■青森県内では主として奥羽山脈が、青森市東部の東岳山地・夏泊半島を形成し、その延長部が下北山地となる。山地としては出羽山地の北縁部にあたる県西部の白神山地の他、八戸南東部には北部北上帯の一部である階上山地が存在する。
■丘陵地は比較的占有面積が小さく、三戸丘陵、砂小又丘陵、大釈迦丘陵などが代表的である。
■台地としてはロ−ムに被覆された広大な六ヶ所台地などがある。
■低地は津軽平野が県内最大で、その他、青森・八戸・むつなどの主要都市にも低地が分布し、軟弱地盤を形成している。
■青森県の地質は新第三系(中新統・鮮新統)の地層が基盤の主体となっており、奥羽山脈から西側の日本海までの地域と下北半島には新第三系を特徴づけるグリ−ンタフが分布する。
■近年の衛星写真分析などから、新第三系の古いカルデラ(沖浦カルデラ,碇ケ関カルデラ)が発見されている。
■県内の第四紀火山には、岩木山、八甲田・十和田火山群、恐山火山などがあり、軽石流凝灰岩(しらす)や降下火山灰(ロ−ム)は、県中央部から太平洋岸の山地,丘陵地、台地に厚く分布し、この地域の代表的な第四紀洪積世の地層を形成している。更新統は丘陵地、台地、および低地の深部に広く分布し、シルト・粘土、砂、礫などの未固結堆積物からなる。完新統は各低地に広く分布し、泥炭、シルト・粘土、砂、礫などからなる(特に泥炭は平野面積の約10%を占める)。
■また、丘陵地、台地に発達する開析谷には、泥炭やシルト・粘土からなる軟弱地盤が分布することが多い。
■新第三系の地層が主体となっており、地域的には弘前市西側〜南側,津軽・夏泊・下北の半島部に多く分布する。軟岩は一般に圧縮強度100〜200kgf/cm2以下であり、亀裂の発達や風化の程度などを考慮して評価する必要がある。
■土丹に相当する岩は圧縮強度は10kgf/cm2 程度(N値=50以上)であったが、風化した土丹(N値=10〜40程度)を切土した場合に表層部の崩壊が発生しやすいため、勾配を緩くしたり、植生で保護するなどの対策がとられた事例もある。
■青森県下では火山灰質粘性土(ロ−ム)を対象とした工事事例が多くなっている。
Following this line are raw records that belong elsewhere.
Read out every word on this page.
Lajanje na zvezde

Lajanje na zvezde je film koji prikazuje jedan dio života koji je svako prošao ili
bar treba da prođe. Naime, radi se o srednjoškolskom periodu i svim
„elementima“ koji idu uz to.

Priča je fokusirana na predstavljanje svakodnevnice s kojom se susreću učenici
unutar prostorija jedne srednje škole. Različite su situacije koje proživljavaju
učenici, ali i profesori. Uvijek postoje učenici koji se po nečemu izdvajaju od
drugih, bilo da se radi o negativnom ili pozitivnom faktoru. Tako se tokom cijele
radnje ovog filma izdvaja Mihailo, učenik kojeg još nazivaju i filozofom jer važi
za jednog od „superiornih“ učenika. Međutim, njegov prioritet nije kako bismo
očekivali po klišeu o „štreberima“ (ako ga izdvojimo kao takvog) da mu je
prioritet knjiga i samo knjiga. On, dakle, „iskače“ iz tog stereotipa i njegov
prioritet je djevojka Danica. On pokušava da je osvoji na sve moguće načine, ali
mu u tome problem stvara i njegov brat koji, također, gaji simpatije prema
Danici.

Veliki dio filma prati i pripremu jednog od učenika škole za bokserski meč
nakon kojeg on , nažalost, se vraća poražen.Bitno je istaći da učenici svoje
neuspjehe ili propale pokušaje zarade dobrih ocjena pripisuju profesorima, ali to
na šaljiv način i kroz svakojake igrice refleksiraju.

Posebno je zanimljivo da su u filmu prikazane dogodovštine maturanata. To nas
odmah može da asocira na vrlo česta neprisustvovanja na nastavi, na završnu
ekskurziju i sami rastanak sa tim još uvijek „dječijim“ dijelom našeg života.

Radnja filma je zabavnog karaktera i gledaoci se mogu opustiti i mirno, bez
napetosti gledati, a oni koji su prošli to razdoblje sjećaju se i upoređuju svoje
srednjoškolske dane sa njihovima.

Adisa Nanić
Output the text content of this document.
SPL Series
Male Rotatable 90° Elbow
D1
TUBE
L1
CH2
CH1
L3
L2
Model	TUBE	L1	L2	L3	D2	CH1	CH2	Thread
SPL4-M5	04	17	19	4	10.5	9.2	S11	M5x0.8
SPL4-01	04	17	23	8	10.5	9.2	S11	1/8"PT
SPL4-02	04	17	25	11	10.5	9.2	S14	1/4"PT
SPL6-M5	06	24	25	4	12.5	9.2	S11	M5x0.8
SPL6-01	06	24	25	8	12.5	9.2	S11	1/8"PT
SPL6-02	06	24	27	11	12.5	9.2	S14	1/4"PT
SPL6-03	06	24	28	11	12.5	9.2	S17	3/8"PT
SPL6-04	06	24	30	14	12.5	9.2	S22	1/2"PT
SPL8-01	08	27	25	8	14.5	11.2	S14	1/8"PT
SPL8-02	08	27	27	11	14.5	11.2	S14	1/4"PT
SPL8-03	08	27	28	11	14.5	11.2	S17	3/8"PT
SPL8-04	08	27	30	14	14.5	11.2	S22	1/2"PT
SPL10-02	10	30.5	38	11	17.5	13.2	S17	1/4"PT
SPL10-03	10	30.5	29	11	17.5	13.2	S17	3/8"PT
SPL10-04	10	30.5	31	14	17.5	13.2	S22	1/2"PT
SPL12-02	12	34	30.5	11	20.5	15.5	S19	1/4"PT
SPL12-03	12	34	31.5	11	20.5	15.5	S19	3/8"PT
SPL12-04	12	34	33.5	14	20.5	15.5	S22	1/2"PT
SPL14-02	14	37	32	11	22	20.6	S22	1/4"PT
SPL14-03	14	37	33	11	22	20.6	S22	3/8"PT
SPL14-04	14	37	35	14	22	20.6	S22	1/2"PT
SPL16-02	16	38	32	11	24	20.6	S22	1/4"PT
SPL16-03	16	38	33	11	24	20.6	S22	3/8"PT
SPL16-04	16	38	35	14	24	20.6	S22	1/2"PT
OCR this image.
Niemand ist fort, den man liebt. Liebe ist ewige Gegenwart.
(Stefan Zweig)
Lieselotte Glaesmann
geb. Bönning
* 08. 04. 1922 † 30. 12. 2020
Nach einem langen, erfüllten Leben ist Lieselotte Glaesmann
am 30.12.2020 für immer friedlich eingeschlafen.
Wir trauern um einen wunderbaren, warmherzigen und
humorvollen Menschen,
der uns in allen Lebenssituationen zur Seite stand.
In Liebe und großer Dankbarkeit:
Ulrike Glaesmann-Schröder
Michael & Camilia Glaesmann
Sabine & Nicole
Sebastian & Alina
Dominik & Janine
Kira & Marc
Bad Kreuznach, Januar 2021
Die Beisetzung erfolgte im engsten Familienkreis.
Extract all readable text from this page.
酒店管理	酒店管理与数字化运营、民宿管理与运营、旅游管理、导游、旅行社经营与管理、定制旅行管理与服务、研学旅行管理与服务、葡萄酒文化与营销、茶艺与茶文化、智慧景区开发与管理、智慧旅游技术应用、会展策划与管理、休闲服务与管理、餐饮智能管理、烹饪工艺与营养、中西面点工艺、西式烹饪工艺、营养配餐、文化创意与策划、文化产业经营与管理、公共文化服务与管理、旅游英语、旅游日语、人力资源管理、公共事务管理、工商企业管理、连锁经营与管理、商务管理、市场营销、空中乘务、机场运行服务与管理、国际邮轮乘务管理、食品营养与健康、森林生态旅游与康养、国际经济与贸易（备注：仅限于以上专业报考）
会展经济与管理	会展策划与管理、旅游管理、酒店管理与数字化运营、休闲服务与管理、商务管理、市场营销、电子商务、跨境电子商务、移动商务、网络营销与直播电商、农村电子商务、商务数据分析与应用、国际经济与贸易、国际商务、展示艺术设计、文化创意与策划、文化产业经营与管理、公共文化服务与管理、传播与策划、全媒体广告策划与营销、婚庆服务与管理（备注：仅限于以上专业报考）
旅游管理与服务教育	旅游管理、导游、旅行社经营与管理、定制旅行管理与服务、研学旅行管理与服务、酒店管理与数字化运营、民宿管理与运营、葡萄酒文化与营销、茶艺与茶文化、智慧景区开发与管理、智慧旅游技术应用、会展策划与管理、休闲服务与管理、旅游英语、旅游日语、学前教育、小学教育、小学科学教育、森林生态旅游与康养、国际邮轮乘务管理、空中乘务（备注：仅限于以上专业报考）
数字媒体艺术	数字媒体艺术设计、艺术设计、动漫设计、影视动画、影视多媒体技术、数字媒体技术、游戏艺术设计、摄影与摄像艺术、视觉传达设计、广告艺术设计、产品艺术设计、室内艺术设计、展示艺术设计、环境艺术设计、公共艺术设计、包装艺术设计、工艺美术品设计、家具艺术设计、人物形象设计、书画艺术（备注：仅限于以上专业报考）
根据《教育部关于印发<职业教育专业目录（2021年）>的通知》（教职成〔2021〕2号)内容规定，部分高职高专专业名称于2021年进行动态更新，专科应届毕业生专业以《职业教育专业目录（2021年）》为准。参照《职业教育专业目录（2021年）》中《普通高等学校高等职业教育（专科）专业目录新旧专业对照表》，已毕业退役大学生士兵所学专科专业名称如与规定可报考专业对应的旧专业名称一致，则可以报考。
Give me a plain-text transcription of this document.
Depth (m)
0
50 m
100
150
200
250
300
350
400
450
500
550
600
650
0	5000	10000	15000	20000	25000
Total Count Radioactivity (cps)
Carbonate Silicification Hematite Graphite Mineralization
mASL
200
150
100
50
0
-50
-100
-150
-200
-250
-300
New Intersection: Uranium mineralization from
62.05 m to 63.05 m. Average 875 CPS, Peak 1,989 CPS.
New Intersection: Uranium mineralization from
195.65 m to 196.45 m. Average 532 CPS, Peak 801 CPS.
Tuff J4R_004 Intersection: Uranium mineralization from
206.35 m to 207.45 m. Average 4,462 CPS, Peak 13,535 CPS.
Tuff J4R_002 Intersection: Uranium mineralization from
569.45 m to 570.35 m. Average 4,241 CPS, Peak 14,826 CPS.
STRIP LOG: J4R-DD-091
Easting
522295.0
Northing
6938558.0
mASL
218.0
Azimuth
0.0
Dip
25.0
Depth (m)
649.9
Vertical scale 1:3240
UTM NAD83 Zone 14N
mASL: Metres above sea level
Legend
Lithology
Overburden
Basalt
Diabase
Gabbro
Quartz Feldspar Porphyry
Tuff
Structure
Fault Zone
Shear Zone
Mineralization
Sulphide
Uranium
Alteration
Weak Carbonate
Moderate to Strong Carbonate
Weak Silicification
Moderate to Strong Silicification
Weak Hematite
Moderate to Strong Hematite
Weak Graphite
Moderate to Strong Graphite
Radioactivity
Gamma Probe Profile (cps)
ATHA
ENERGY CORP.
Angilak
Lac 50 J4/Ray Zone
敷均し、転圧の過程で強度低下が著しく機械施工を阻害したり、ロ−ムを用いた高盛土の設計にあたり、安定性の確保に苦慮することが多い(安定処理は生石灰<添加率5%前後>が主体)。
■青森県内には八甲田・十和田両火山を起源とする軽石流堆積物が大量に分布する。この軽石流堆積物は土質工学上の分類でしらすに区分される特殊土で、ほぼ直立した急崖を形成している。浸食されやすいため、後背地からの表流水をのり面に流さないような排水施設の整備やのり面の保護が重要である。
■軟弱地盤の定義は、一般にN値=0〜4の粘性土,N値<10の砂質土をさし、圧密沈下や地震時の液状化対象層となる。軟弱地盤の分布は沖積低地とほぼ一致するとともに、泥炭地盤が多いことが特徴と考えられる。
■一方、1994年三陸はるか沖地震などでは液状化が発生している。津軽平野のなかでも五所川原〜十三湖付近は度々被害を受けており、また青森および八戸地区は港湾の埋立地帯や海岸低地などの限定された地域で発生している。